Je démarre cette lettre sans connaître ton nom. Sans...

20 oct. 2040 — Lettre sonore, lue un soir d’automne

Contexte : dans le cadre de l'étude de prospective de CITEO, lettre d'un jeune de 20 ans racontant son enfance, l'enseignement reçu et le contexte familial à son petit-enfant naissant en l'an 100.

Cher…
Cher toi !

Je démarre cette lettre sans connaître ton nom. Sans savoir où tu naîtras. Si tu naîtras même.
Mais, en ce jour de mes 20 ans, est-ce l’émotion d’atteindre un cap pour lequel je m’impatientais,
ou autre chose encore ? J’ai en tout cas envie… de te parler. De te faire exister. Comme pour te transmettre à la fois notre histoire récente — mais sous haute tension, que mes desseins pour des demains dans lesquels vous vivrez, je l’espère, pleinement…

C’est hier soir, que dînant avec Santiago, mon frère de 15 ans mon aîné, ma sœur Rim, des amis et parents, j’ai mesuré l’incroyable chemin parcouru par notre humanité lors de ces 20 dernières années. Et si tant de révolutions ont été envisageables sur ce laps de temps, il devrait être passionnant le périple d’ici trois fois 20 ans !

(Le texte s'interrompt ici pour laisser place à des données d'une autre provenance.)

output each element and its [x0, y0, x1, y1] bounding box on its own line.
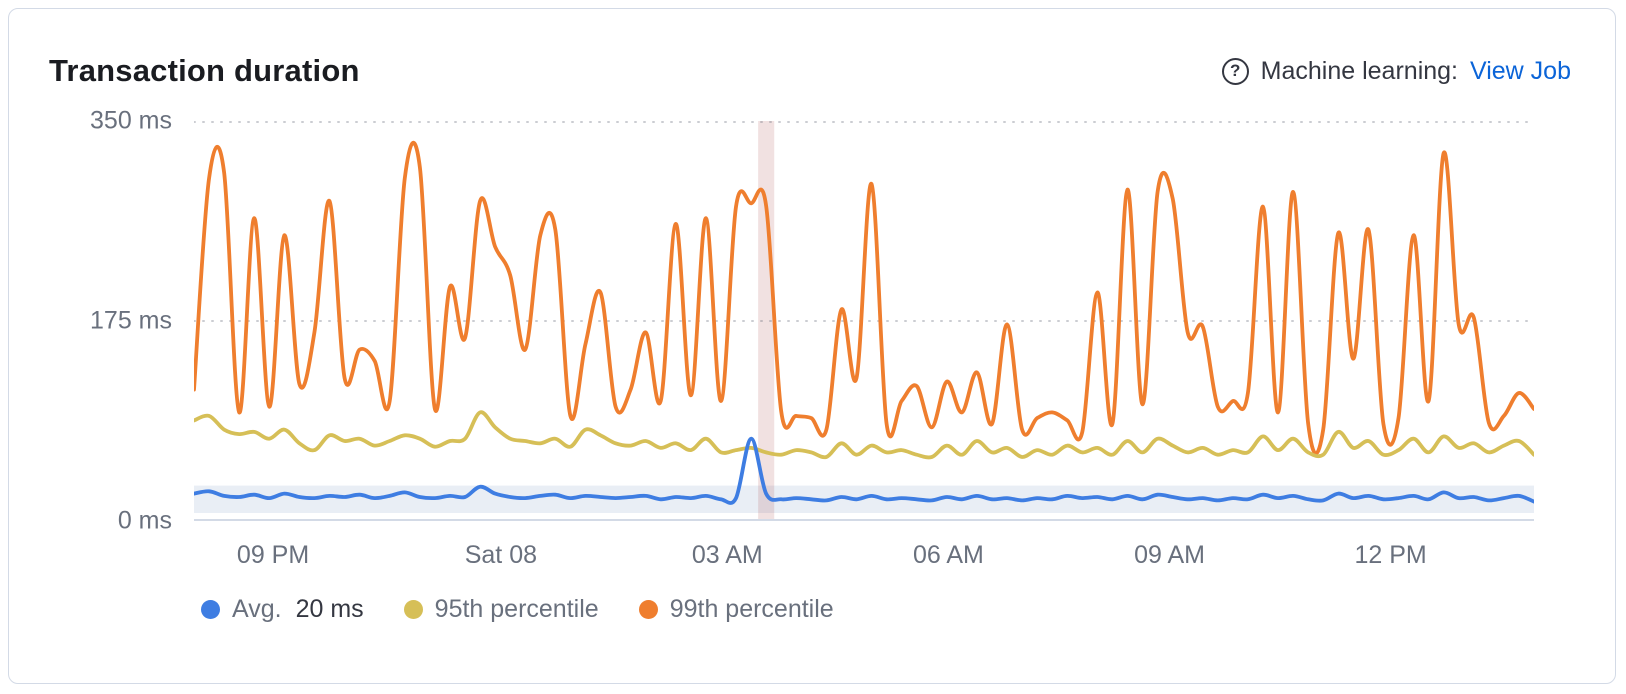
x-axis-label: 03 AM	[691, 541, 763, 569]
x-axis-label: 06 AM	[912, 541, 984, 569]
legend-item-99th-percentile[interactable]: 99th percentile	[638, 595, 834, 624]
ml-label: Machine learning:	[1260, 56, 1458, 85]
legend-item-95th-percentile[interactable]: 95th percentile	[403, 595, 599, 624]
series-line-avg-	[194, 436, 1534, 505]
legend-label: 99th percentile	[669, 595, 834, 623]
anomaly-band	[758, 121, 775, 521]
x-axis-label: 09 AM	[1134, 541, 1205, 569]
series-line-99th-percentile	[194, 140, 1534, 456]
panel-header: Transaction duration ? Machine learning:…	[49, 49, 1571, 93]
95th-series-dot-icon	[403, 600, 423, 619]
legend-item-avg[interactable]: Avg. 20 ms	[201, 595, 364, 624]
series-line-95th-percentile	[194, 410, 1534, 460]
legend-label: 95th percentile	[434, 595, 599, 623]
view-job-link[interactable]: View Job	[1470, 56, 1571, 85]
x-axis-label: Sat 08	[464, 541, 537, 569]
99th-series-dot-icon	[638, 600, 658, 619]
machine-learning-controls: ? Machine learning: View Job	[1221, 56, 1571, 86]
x-axis-label: 09 PM	[236, 541, 310, 569]
x-axis-label: 12 PM	[1354, 541, 1427, 569]
y-axis-label: 175 ms	[90, 306, 172, 335]
transaction-duration-panel: Transaction duration ? Machine learning:…	[8, 8, 1616, 684]
y-axis-label: 0 ms	[117, 506, 172, 535]
x-axis: 09 PM Sat 08 03 AM 06 AM 09 AM 12 PM	[194, 541, 1534, 575]
legend-label: Avg.	[232, 595, 282, 623]
avg-series-dot-icon	[201, 600, 220, 619]
plot-area[interactable]	[194, 121, 1534, 521]
y-axis-label: 350 ms	[90, 106, 172, 135]
transaction-duration-chart: 350 ms 175 ms 0 ms 09 PM Sat 08 03 AM 06 AM…	[9, 9, 1615, 683]
help-icon[interactable]: ?	[1221, 57, 1249, 85]
legend-value: 20 ms	[295, 595, 364, 623]
y-axis: 350 ms 175 ms 0 ms	[9, 9, 186, 683]
chart-legend: Avg. 20 ms 95th percentile 99th percenti…	[201, 595, 834, 624]
page-title: Transaction duration	[49, 53, 360, 88]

Notre discussion est partie sur ces slogans des années 20/22 que ma mère évoquait : « le no limit et le tout, tout de suite, ce n’est plus possible ! ». J’avoue avoir eu l’impression d’ouvrir un livre d’une histoire trèèès ancienne en entendant cela ! Car imaginer vivre à crédit ainsi, dans un monde aux ressources s’épuisant, vu le niveau de connaissances de l’époque : j’ai du mal à l’imaginer ! Que quelques hommes ou groupes résistent çà et là, oui ; mais pas à l’échelle de la planète quand même !
Même à notre niveau, mes copains et moi, pas un d’entre nous n’a pu ignorer que le cuivre, l’or ou le nickel par exemple, s’épuisaient ; que les terres rares étaient… rares donc précieuses ; qu’un suremballage jeté sans seconde vie était un non-sens.
Je crois que c’est dans ces années-là que scientifiques et artistes ont lancé un vaste mouvement pédagogique à l’intention des politiques, des grands patrons, des étudiants, lycéens et collégiens. Tels des griots, poètes et conteurs, ils se sont mis à transmettre courbes, tendances et connaissances.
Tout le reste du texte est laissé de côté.